Tuesday, October 11, 2005

im yours

after such a weekend and such a day, its difficult to get the right words out. that i just wrote a paper is immaterial, those words werent nearly mine, just the ones i knew i needed to use. this weekend was amazing, full of road tripping, rain, stars, surf, piers, pictures, taboo, outbacks, swerving - all enveloped in a mist of vodka and jim beam.

eighth floor of the library. everytime i lean back on a shelf and look up the books move to the right and i fall backwards over and over.

there are so many stories to tell and no time to do it.

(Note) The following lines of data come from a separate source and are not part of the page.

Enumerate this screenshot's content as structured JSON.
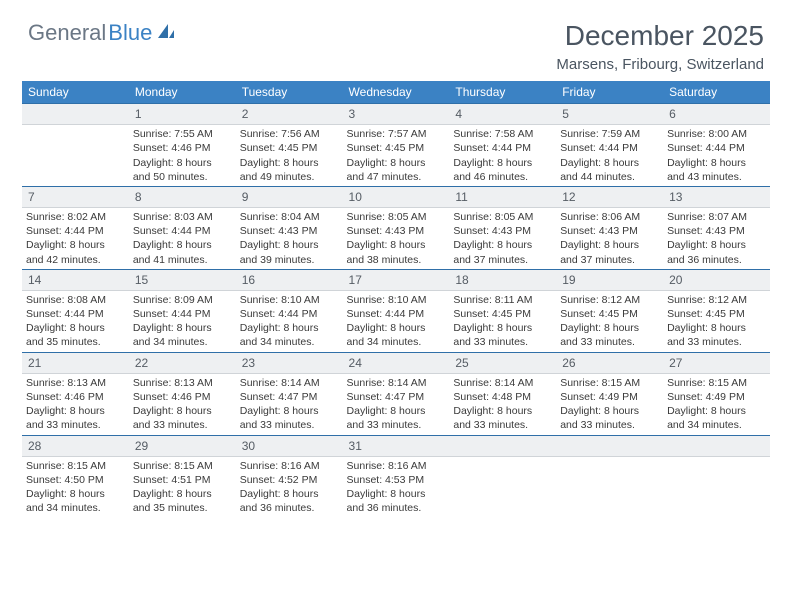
{
  "brand": {
    "part1": "General",
    "part2": "Blue"
  },
  "title": "December 2025",
  "location": "Marsens, Fribourg, Switzerland",
  "colors": {
    "header_bg": "#3b82c4",
    "header_text": "#ffffff",
    "daynum_bg": "#eef0f2",
    "daynum_border_top": "#2f6fa8",
    "text": "#3a3a3a",
    "title_text": "#4a5561",
    "logo_gray": "#6b7785",
    "logo_blue": "#3b82c4"
  },
  "weekdays": [
    "Sunday",
    "Monday",
    "Tuesday",
    "Wednesday",
    "Thursday",
    "Friday",
    "Saturday"
  ],
  "weeks": [
    [
      null,
      {
        "n": "1",
        "sr": "7:55 AM",
        "ss": "4:46 PM",
        "dl": "8 hours and 50 minutes."
      },
      {
        "n": "2",
        "sr": "7:56 AM",
        "ss": "4:45 PM",
        "dl": "8 hours and 49 minutes."
      },
      {
        "n": "3",
        "sr": "7:57 AM",
        "ss": "4:45 PM",
        "dl": "8 hours and 47 minutes."
      },
      {
        "n": "4",
        "sr": "7:58 AM",
        "ss": "4:44 PM",
        "dl": "8 hours and 46 minutes."
      },
      {
        "n": "5",
        "sr": "7:59 AM",
        "ss": "4:44 PM",
        "dl": "8 hours and 44 minutes."
      },
      {
        "n": "6",
        "sr": "8:00 AM",
        "ss": "4:44 PM",
        "dl": "8 hours and 43 minutes."
      }
    ],
    [
      {
        "n": "7",
        "sr": "8:02 AM",
        "ss": "4:44 PM",
        "dl": "8 hours and 42 minutes."
      },
      {
        "n": "8",
        "sr": "8:03 AM",
        "ss": "4:44 PM",
        "dl": "8 hours and 41 minutes."
      },
      {
        "n": "9",
        "sr": "8:04 AM",
        "ss": "4:43 PM",
        "dl": "8 hours and 39 minutes."
      },
      {
        "n": "10",
        "sr": "8:05 AM",
        "ss": "4:43 PM",
        "dl": "8 hours and 38 minutes."
      },
      {
        "n": "11",
        "sr": "8:05 AM",
        "ss": "4:43 PM",
        "dl": "8 hours and 37 minutes."
      },
      {
        "n": "12",
        "sr": "8:06 AM",
        "ss": "4:43 PM",
        "dl": "8 hours and 37 minutes."
      },
      {
        "n": "13",
        "sr": "8:07 AM",
        "ss": "4:43 PM",
        "dl": "8 hours and 36 minutes."
      }
    ],
    [
      {
        "n": "14",
        "sr": "8:08 AM",
        "ss": "4:44 PM",
        "dl": "8 hours and 35 minutes."
      },
      {
        "n": "15",
        "sr": "8:09 AM",
        "ss": "4:44 PM",
        "dl": "8 hours and 34 minutes."
      },
      {
        "n": "16",
        "sr": "8:10 AM",
        "ss": "4:44 PM",
        "dl": "8 hours and 34 minutes."
      },
      {
        "n": "17",
        "sr": "8:10 AM",
        "ss": "4:44 PM",
        "dl": "8 hours and 34 minutes."
      },
      {
        "n": "18",
        "sr": "8:11 AM",
        "ss": "4:45 PM",
        "dl": "8 hours and 33 minutes."
      },
      {
        "n": "19",
        "sr": "8:12 AM",
        "ss": "4:45 PM",
        "dl": "8 hours and 33 minutes."
      },
      {
        "n": "20",
        "sr": "8:12 AM",
        "ss": "4:45 PM",
        "dl": "8 hours and 33 minutes."
      }
    ],
    [
      {
        "n": "21",
        "sr": "8:13 AM",
        "ss": "4:46 PM",
        "dl": "8 hours and 33 minutes."
      },
      {
        "n": "22",
        "sr": "8:13 AM",
        "ss": "4:46 PM",
        "dl": "8 hours and 33 minutes."
      },
      {
        "n": "23",
        "sr": "8:14 AM",
        "ss": "4:47 PM",
        "dl": "8 hours and 33 minutes."
      },
      {
        "n": "24",
        "sr": "8:14 AM",
        "ss": "4:47 PM",
        "dl": "8 hours and 33 minutes."
      },
      {
        "n": "25",
        "sr": "8:14 AM",
        "ss": "4:48 PM",
        "dl": "8 hours and 33 minutes."
      },
      {
        "n": "26",
        "sr": "8:15 AM",
        "ss": "4:49 PM",
        "dl": "8 hours and 33 minutes."
      },
      {
        "n": "27",
        "sr": "8:15 AM",
        "ss": "4:49 PM",
        "dl": "8 hours and 34 minutes."
      }
    ],
    [
      {
        "n": "28",
        "sr": "8:15 AM",
        "ss": "4:50 PM",
        "dl": "8 hours and 34 minutes."
      },
      {
        "n": "29",
        "sr": "8:15 AM",
        "ss": "4:51 PM",
        "dl": "8 hours and 35 minutes."
      },
      {
        "n": "30",
        "sr": "8:16 AM",
        "ss": "4:52 PM",
        "dl": "8 hours and 36 minutes."
      },
      {
        "n": "31",
        "sr": "8:16 AM",
        "ss": "4:53 PM",
        "dl": "8 hours and 36 minutes."
      },
      null,
      null,
      null
    ]
  ],
  "labels": {
    "sunrise": "Sunrise:",
    "sunset": "Sunset:",
    "daylight": "Daylight:"
  }
}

i wonder how i am nobody's anymore. ive always wanted to be somebody's and for the longest time it felt that way, one way or another. but now im not, in the clearest way. ive taken one relationship from in love to just friends to fuck you and the other one, well, last i heard she hasnt made up her mind yet. dont hold out hope though, i never learn and history repeats itself. there is/will be another guy and it still wont be me. sometimes this is all ok, though, and i think of myself looking into the future with a new group of friends and the old ones fade a bit. the same old shit and same old lonliness fades a bit. i dont know if i can possibly be better off than i was there for a while or if i already am and just dont know it yet. i guess we will see.

i promised myself four years ago that i would at least try and be friends when you left. the fact that we did amazes me. i remember thinking that if we were together or not, there was no way i could live without you. im not sure about anything anymore.